The Missouri Senate this week, on a 20-14 vote, approved substantial revisions to Proposition B.
Voters statewide in November approved the law placing additional restrictions on licensed dog breeders.
Proposition B supporters decried the Senate action as a metaphoric slap in the face to voters.
The metaphor is arguable; the lawmakers’ authority is not.
Voters approved a law — not a constitutional amendment — and lawmakers are empowered not only to make, but to change and repeal laws.
Proposition B supporters may challenge the wisdom of doing so, but not the authority to do so.

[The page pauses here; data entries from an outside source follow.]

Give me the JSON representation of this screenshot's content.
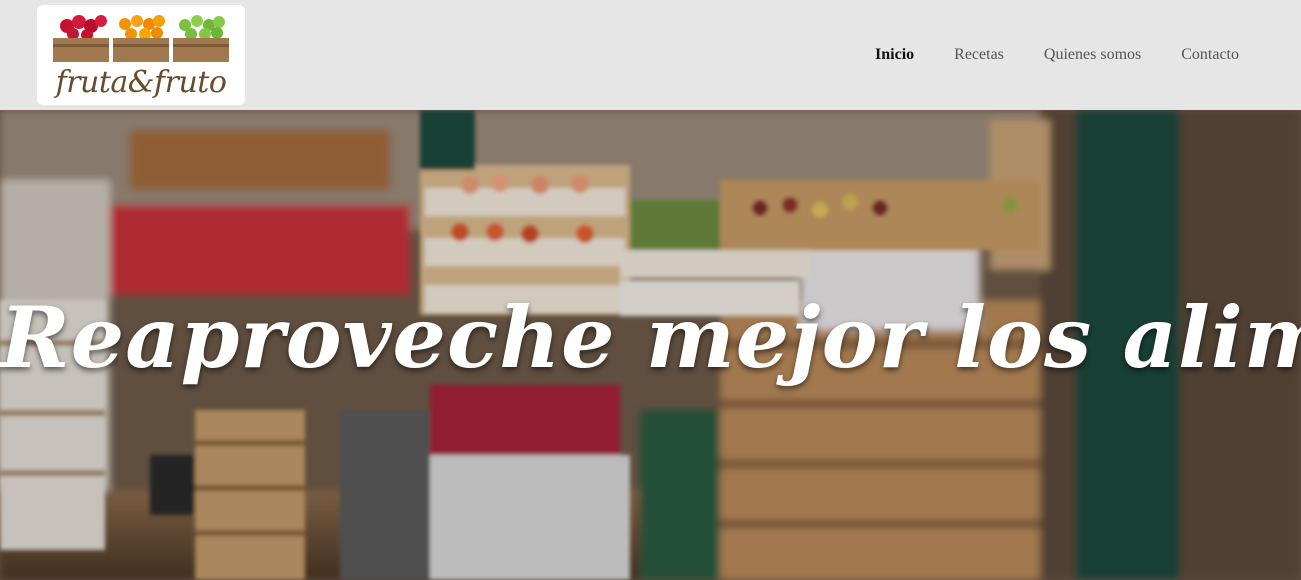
{
  "brand": {
    "name": "fruta&fruto"
  },
  "nav": {
    "items": [
      {
        "label": "Inicio",
        "active": true
      },
      {
        "label": "Recetas",
        "active": false
      },
      {
        "label": "Quienes somos",
        "active": false
      },
      {
        "label": "Contacto",
        "active": false
      }
    ]
  },
  "hero": {
    "headline": "Reaproveche mejor los alimentos",
    "background": "market-produce-photo"
  },
  "colors": {
    "header_bg": "#e6e6e6",
    "logo_text": "#6b4a2c",
    "nav_active": "#111111",
    "nav_inactive": "#555555"
  }
}
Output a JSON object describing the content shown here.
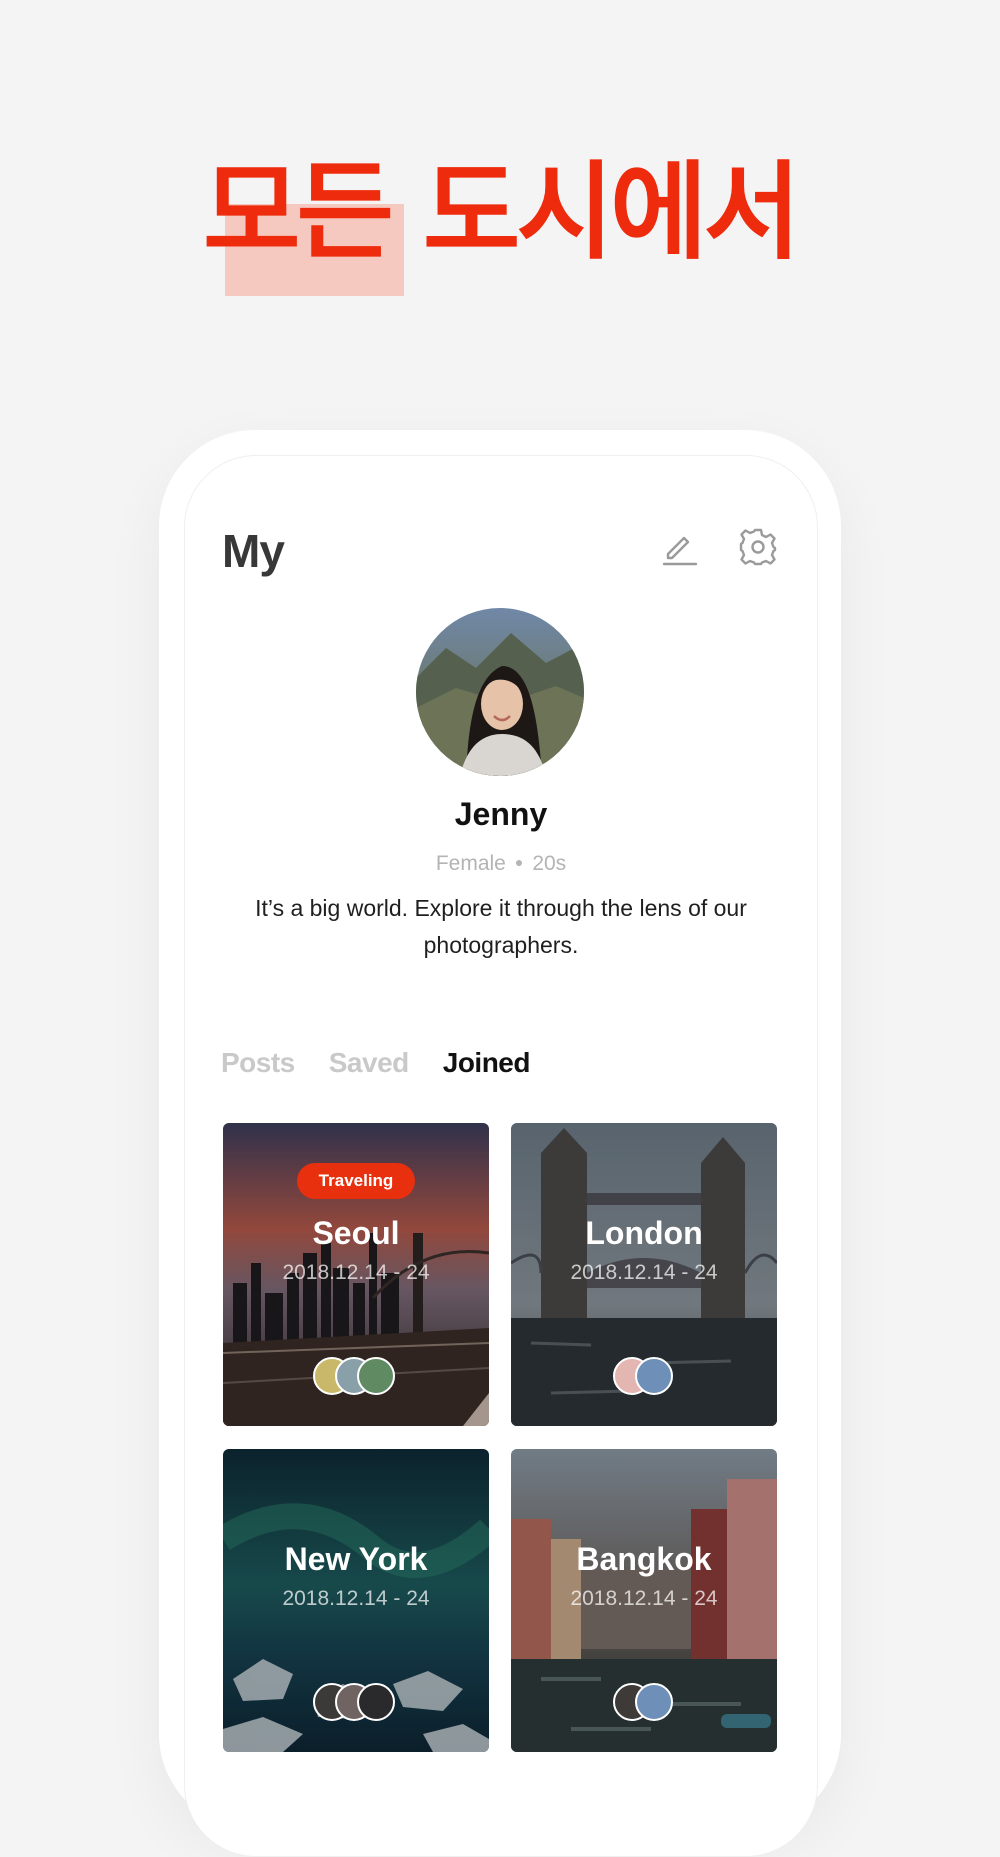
{
  "headline": {
    "highlight": "모든",
    "rest": "도시에서"
  },
  "header": {
    "title": "My"
  },
  "profile": {
    "name": "Jenny",
    "gender": "Female",
    "age": "20s",
    "bio": "It’s a big world. Explore it through the lens of our photographers."
  },
  "tabs": [
    {
      "label": "Posts",
      "active": false
    },
    {
      "label": "Saved",
      "active": false
    },
    {
      "label": "Joined",
      "active": true
    }
  ],
  "trips": [
    {
      "city": "Seoul",
      "dates": "2018.12.14 - 24",
      "badge": "Traveling",
      "members": 3
    },
    {
      "city": "London",
      "dates": "2018.12.14 - 24",
      "badge": "",
      "members": 2
    },
    {
      "city": "New York",
      "dates": "2018.12.14 - 24",
      "badge": "",
      "members": 3
    },
    {
      "city": "Bangkok",
      "dates": "2018.12.14 - 24",
      "badge": "",
      "members": 2
    }
  ],
  "icons": {
    "edit": "pencil-icon",
    "settings": "gear-icon"
  },
  "colors": {
    "accent": "#ee2b0d",
    "highlight": "#f5c8c0",
    "badge": "#e8300e"
  }
}
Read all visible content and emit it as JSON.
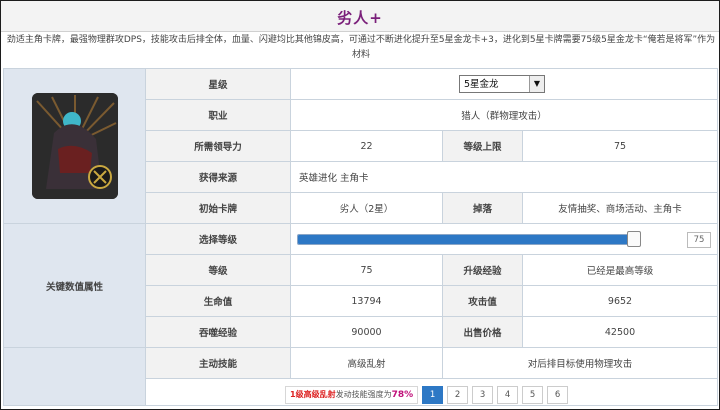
{
  "title": "劣人+",
  "description": "劲适主角卡牌，最强物理群攻DPS，技能攻击后排全体，血量、闪避均比其他锦皮高，可通过不断进化提升至5星金龙卡+3，进化到5星卡牌需要75级5星金龙卡“俺若是将军”作为材料",
  "rows": {
    "star": {
      "label": "星级",
      "value": "5星金龙"
    },
    "job": {
      "label": "职业",
      "value": "猎人（群物理攻击）"
    },
    "leadership": {
      "label": "所需领导力",
      "value": "22"
    },
    "level_cap": {
      "label": "等级上限",
      "value": "75"
    },
    "source": {
      "label": "获得来源",
      "value": "英雄进化  主角卡"
    },
    "initial_card": {
      "label": "初始卡牌",
      "value": "劣人（2星）"
    },
    "drop": {
      "label": "掉落",
      "value": "友情抽奖、商场活动、主角卡"
    }
  },
  "stats_section_label": "关键数值属性",
  "level_select": {
    "label": "选择等级",
    "value": "75",
    "fraction": 1.0
  },
  "stats": {
    "level": {
      "label": "等级",
      "value": "75"
    },
    "upgrade_exp": {
      "label": "升级经验",
      "value": "已经是最高等级"
    },
    "hp": {
      "label": "生命值",
      "value": "13794"
    },
    "attack": {
      "label": "攻击值",
      "value": "9652"
    },
    "devour_exp": {
      "label": "吞噬经验",
      "value": "90000"
    },
    "sell_price": {
      "label": "出售价格",
      "value": "42500"
    }
  },
  "skill": {
    "label": "主动技能",
    "name": "高级乱射",
    "effect": "对后排目标使用物理攻击"
  },
  "pager": {
    "note_prefix": "1级",
    "note_skill": "高级乱射",
    "note_mid": "发动技能强度为",
    "note_percent": "78%",
    "pages": [
      "1",
      "2",
      "3",
      "4",
      "5",
      "6"
    ],
    "active": "1"
  },
  "colors": {
    "accent": "#2d78c5",
    "title": "#7a1f7a"
  }
}
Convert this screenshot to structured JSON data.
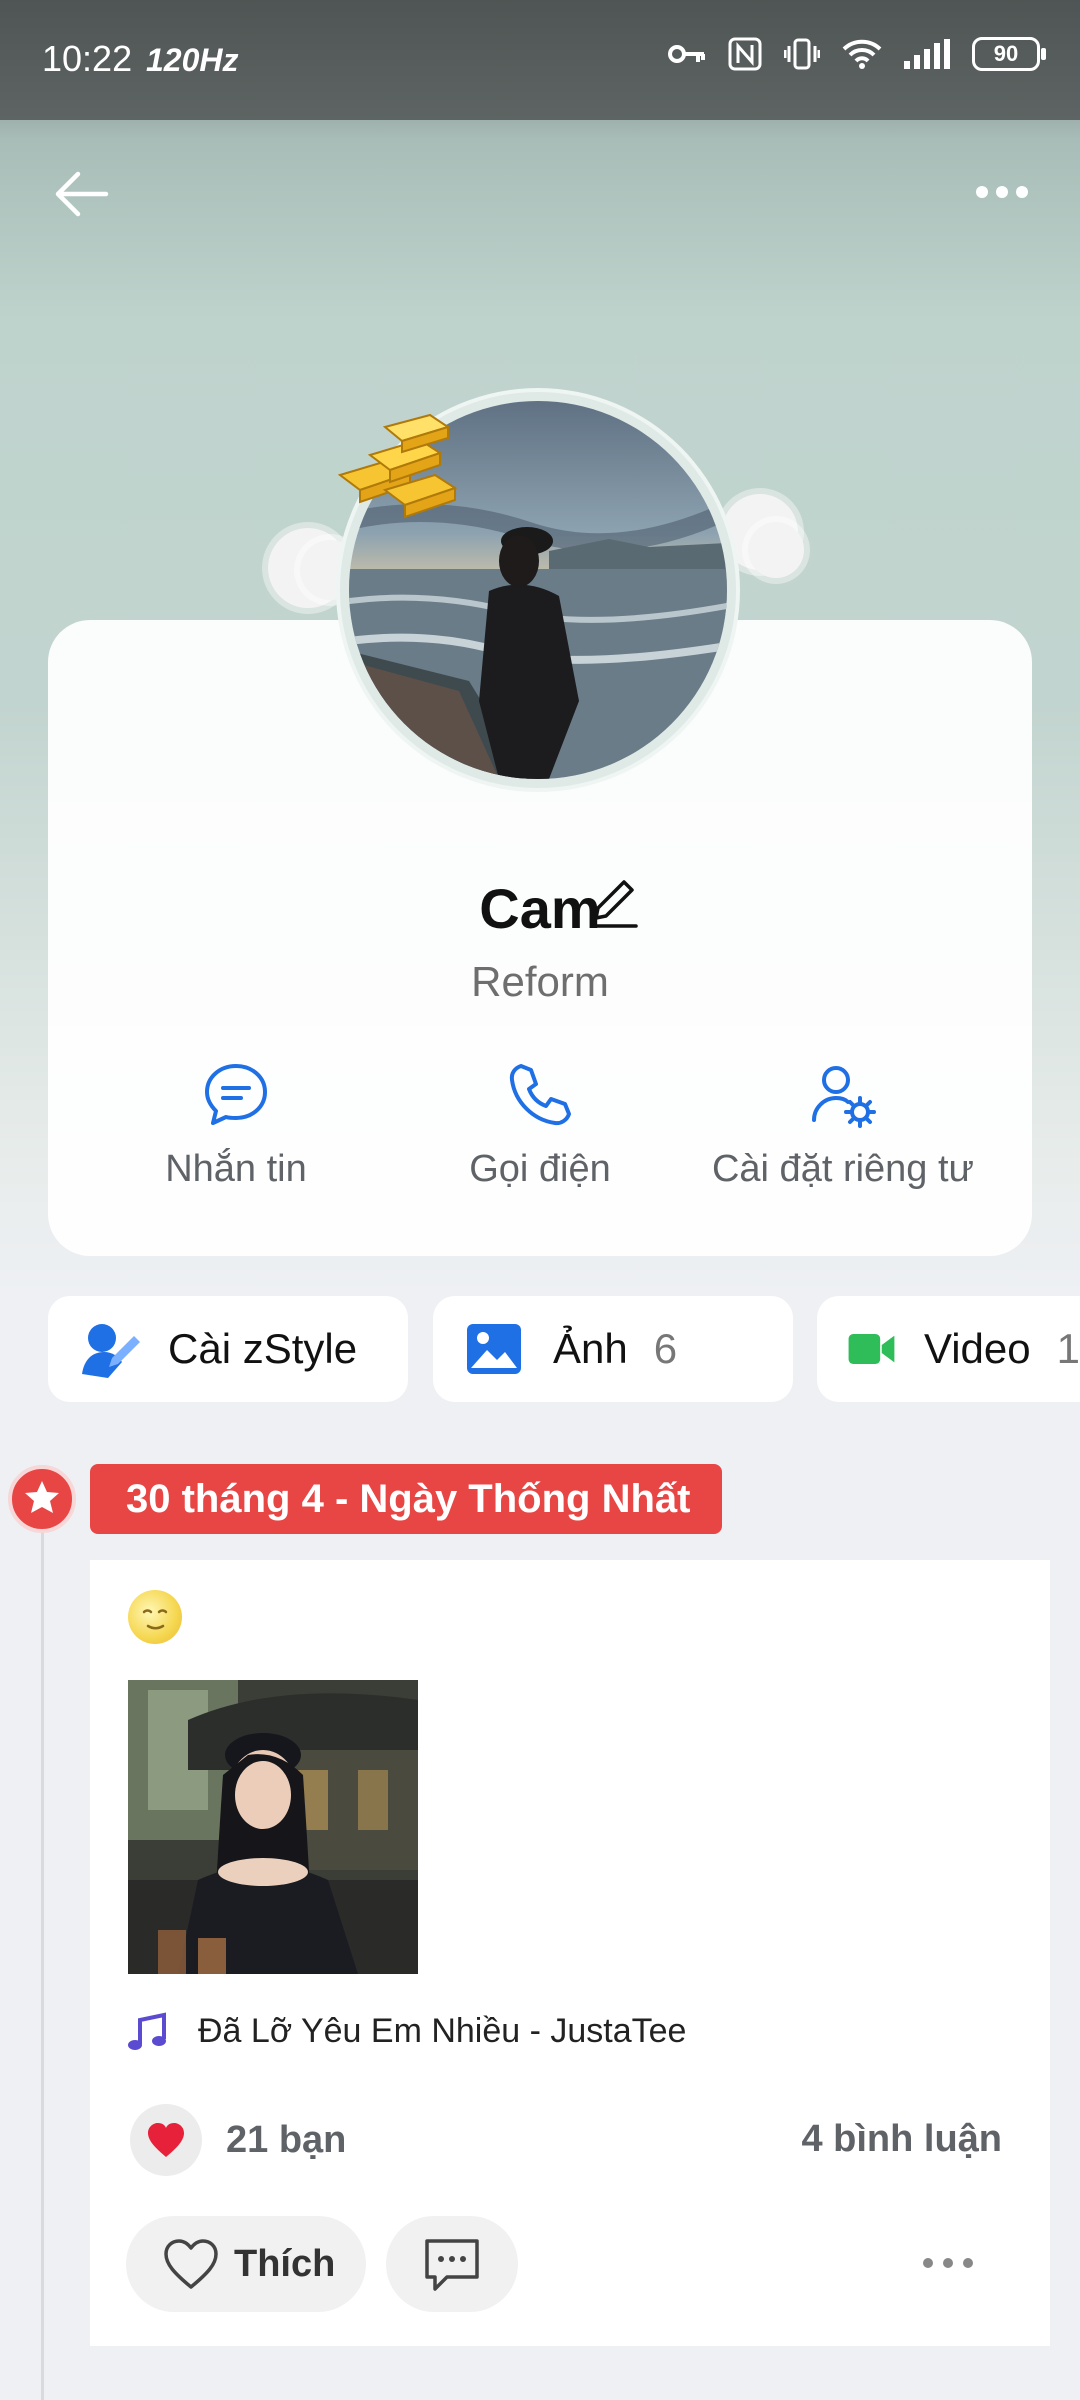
{
  "status_bar": {
    "time": "10:22",
    "refresh_rate": "120Hz",
    "battery": "90"
  },
  "profile": {
    "name": "Cam",
    "subtitle": "Reform"
  },
  "actions": [
    {
      "label": "Nhắn tin",
      "icon": "chat-icon"
    },
    {
      "label": "Gọi điện",
      "icon": "phone-icon"
    },
    {
      "label": "Cài đặt riêng tư",
      "icon": "user-settings-icon"
    }
  ],
  "chips": [
    {
      "label": "Cài zStyle",
      "icon": "zstyle-icon"
    },
    {
      "label": "Ảnh",
      "count": "6",
      "icon": "image-icon"
    },
    {
      "label": "Video",
      "count": "1",
      "icon": "video-icon"
    }
  ],
  "timeline": {
    "banner": "30 tháng 4 - Ngày Thống Nhất",
    "post": {
      "music": "Đã Lỡ Yêu Em Nhiều - JustaTee",
      "likes": "21 bạn",
      "comments": "4 bình luận",
      "like_label": "Thích"
    }
  },
  "colors": {
    "accent_blue": "#1f6fe5",
    "banner_red": "#e84545",
    "chip_green": "#2ebd59"
  }
}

Looking long term, we fear a greater consequence of legislative tampering with voter-approved laws will be a proliferation of proposed constitutional amendments.
Unlike laws, constitutional amendments must be approved by Missouri voters and may be altered or repealed only by a subsequent vote — or by a court ruling that the amendment itself is unconstitutional.
Essentially, they are immune from legislative fiat.
Therefore, when a grass-roots effort — or, as more recently, a wealthy individual or group — initiates a petition for a change of governance, the incentive will be to enact a constitutional amendment instead of a law.
Such an incentive is discouraging.
A constitution, as we have said before, is a framework for governing, not a policy manual.
Our copy of both constitutions — published by the Missouri secretary of state’s office — shows the U.S. Constitution at 18 pages while the Missouri Constitution spans 199 pages.
Why does it take 10 times as much language to govern our state than the entire nation?
And how many more provisions will be added if Missourians no longer trust lawmakers to respect their vote?